Are truth tables valid for universal statements? Why or why not?

Question

I'm reading the book on Discrete Mathematics by Kevin Ferland. In Section 1.5, he says truth tables are not an option for statements involving universal quantifiers.

It seems to me that a statement such as "$\forall\ x \in \mathcal{U}, p(x)$" is either true or false always. I can think of examples: "Any rational number is real." This is a universal statement, and it is true.

Is it possible to choose a universal set $\mathcal{U}$ and condition $p$ so that "$\forall\ x \in \mathcal{U}, p(x)$" does not evaluate to a logical statement (something that is either true or false, but not both)? If so, can you please give a concrete example? If not, why then can I not create a truth table, and going further, why can't I validate argument forms using the truth table?

As an example, let's try to validate the following argument form using a truth table. \begin{align*} \forall\ x \in \mathcal{U}, p(x)\vee q(x)\\ \forall\ x \in \mathcal{U}, \neg p(x)\\ \therefore, \forall\ x \in \mathcal{U}, q(x) \end{align*}

So, we need to show that whenever the premises are both true, the conclusion is also true. Since it's hard to write $\forall$ in the table, assume each of the columns is preceded by $\forall\ x \in \mathcal{U}$. In other words, each statement is universal.

p(x)  q(x)  p(x) v q(x)  ~p(x)  q(x)
----+-----+------------+------+-----
  T |  T  |    T       |   F  |  T
  T |  F  |    T       |   F  |  F
  F |  T  |    T       |   T  |  T
  F |  F  |    F       |   T  |  F

Now, whenever the premises are both true, the conclusion is true. So one would think that the argument form is valid. And indeed, it is valid. You can certainly use universal instantiation and proofs of basic argument forms (which CAN be validated with truth tables) to show that the argument form is valid. This is the way that makes sense to me.

What confuses me is why is the above method flawed? (In general).

Any explicit examples you can give me would greatly help! Thanks in advance.

Answer 1

Suppose $\mathcal{U}$ was some arbitrary set of infinite cardinality.

I think the issue that the book is touching on is that for some arbitrary statement containing a universal quantifier (like $\forall x \in \mathcal{U} \ p(x)$), although it does have a truth value, you cannot use a truth table to find that value directly by testing all values of $x$. (since you would have to have an infinitely large table to get all of the cases)
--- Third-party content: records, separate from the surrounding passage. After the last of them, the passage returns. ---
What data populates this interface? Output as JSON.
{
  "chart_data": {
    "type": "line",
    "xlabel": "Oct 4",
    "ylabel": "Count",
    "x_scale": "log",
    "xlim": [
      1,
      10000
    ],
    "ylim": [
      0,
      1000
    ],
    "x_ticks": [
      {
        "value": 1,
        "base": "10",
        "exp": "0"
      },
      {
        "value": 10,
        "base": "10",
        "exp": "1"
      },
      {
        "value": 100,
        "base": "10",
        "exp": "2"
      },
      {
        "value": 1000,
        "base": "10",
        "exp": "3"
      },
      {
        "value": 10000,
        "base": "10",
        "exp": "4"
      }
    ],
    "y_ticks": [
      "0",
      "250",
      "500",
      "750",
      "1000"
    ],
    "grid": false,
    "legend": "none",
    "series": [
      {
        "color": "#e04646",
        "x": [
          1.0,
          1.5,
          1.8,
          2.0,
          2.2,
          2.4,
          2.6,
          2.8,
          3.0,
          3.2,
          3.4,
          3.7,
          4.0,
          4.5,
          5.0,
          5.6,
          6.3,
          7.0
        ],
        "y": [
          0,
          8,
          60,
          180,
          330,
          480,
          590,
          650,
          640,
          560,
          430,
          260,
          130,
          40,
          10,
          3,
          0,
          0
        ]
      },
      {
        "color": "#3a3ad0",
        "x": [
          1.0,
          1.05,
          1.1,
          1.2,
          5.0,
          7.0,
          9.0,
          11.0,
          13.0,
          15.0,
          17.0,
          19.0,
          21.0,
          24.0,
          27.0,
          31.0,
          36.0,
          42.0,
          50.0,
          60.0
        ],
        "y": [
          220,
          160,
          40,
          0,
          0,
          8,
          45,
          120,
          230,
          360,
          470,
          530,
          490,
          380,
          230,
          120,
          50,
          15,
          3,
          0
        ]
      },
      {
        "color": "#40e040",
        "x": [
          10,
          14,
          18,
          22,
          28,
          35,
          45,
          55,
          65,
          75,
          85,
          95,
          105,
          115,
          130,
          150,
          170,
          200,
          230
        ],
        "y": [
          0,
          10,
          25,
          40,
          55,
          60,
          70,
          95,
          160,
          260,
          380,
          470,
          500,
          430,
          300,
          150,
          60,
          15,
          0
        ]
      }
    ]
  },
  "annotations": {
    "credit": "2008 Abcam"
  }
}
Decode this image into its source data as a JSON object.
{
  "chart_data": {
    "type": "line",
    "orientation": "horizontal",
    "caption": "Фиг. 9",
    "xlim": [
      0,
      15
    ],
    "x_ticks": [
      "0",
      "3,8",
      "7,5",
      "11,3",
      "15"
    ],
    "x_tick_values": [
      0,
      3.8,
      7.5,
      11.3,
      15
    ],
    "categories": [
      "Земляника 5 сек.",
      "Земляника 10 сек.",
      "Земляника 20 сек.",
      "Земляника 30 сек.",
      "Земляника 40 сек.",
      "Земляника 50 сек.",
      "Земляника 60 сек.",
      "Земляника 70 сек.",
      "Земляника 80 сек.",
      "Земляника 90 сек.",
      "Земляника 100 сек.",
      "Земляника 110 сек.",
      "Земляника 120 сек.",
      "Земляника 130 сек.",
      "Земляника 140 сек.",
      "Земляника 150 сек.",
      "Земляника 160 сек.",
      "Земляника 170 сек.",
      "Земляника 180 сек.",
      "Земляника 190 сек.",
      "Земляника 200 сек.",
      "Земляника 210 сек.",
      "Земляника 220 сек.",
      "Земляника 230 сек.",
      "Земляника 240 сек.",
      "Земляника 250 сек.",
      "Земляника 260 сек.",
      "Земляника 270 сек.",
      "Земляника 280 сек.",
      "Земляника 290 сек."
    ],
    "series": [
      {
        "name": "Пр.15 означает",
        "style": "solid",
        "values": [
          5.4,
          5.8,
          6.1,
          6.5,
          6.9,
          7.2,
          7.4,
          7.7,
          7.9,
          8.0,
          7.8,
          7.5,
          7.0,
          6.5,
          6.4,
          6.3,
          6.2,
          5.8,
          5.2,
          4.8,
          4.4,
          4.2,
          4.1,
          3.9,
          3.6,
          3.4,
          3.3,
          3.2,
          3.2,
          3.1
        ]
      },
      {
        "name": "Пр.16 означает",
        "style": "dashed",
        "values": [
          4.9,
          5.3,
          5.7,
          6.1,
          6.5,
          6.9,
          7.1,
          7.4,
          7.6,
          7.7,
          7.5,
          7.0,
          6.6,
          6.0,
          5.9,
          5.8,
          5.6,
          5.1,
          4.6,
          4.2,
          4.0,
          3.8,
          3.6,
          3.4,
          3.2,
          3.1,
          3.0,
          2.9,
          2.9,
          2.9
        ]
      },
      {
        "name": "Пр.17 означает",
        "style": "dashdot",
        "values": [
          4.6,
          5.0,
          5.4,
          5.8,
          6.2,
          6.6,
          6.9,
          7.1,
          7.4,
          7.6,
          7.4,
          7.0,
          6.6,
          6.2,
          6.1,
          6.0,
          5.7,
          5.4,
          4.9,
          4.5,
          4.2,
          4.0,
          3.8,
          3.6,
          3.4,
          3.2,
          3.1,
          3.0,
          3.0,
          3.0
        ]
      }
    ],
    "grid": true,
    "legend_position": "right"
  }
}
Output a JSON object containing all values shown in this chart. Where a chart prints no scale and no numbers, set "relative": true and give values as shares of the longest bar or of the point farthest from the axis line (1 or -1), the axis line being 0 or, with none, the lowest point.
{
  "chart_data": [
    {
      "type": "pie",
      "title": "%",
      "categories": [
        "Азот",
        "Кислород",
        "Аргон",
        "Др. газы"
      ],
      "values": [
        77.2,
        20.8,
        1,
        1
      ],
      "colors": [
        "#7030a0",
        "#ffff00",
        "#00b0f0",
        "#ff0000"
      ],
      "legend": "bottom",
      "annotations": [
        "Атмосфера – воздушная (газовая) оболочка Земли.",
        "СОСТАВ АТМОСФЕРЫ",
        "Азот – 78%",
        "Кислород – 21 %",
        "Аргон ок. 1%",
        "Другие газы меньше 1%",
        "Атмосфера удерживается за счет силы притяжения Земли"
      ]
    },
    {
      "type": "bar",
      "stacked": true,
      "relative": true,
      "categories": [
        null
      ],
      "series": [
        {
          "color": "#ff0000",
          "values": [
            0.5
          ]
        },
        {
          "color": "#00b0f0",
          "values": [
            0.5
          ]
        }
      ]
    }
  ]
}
What made your example doable with a truth table was that in that particular case, you did not have to consider every possible $x$ (which could be infinite), you only needed to care about $p(x), q(x), p(x) \vee q(x)$, which can only take on finitely many values.

Answer 2

The only problem I see with this is that it seems you might think it's okay for $\mathcal{U}$ to be the universe. Are you in fact saying that? What do you mean by a "universal set?" If instead $\mathcal{U}$ is some other set guaranteed by the axioms of ZFC, then the axiom of specification guarantees that for any formula $p$ there exists a set $S=\{x\in\mathcal{U}\mid p(x)\}$. It is then either true or false that $S=\mathcal{U}$, and the trueness or falsehood if this equation is equivalent to that of your statement $\forall x\in\mathcal{U}:p(x)$.

Upon making the desired truth table then, we are merely considering the truth values that result from varying $p$ and $q$, not from varying $x$. This puts us in exactly the same situation as we would be for an ordinary truth table, thus I don't see any problem. You just have to write it correctly.

Answer 3

Remember that FOL is stronger than propositional logic. Ie. there are statements in FOL that can not be expressed in propositional logic. Your statement is not one of these.

Consider \begin{align*} \forall\ x \in \mathcal{U}, p(x)\vee q(x)\\ \neg p(a)\vee\forall\ x\in\mathcal{U}, q(x)\\ \therefore q(a) \end{align*}

What does your thruth table look like?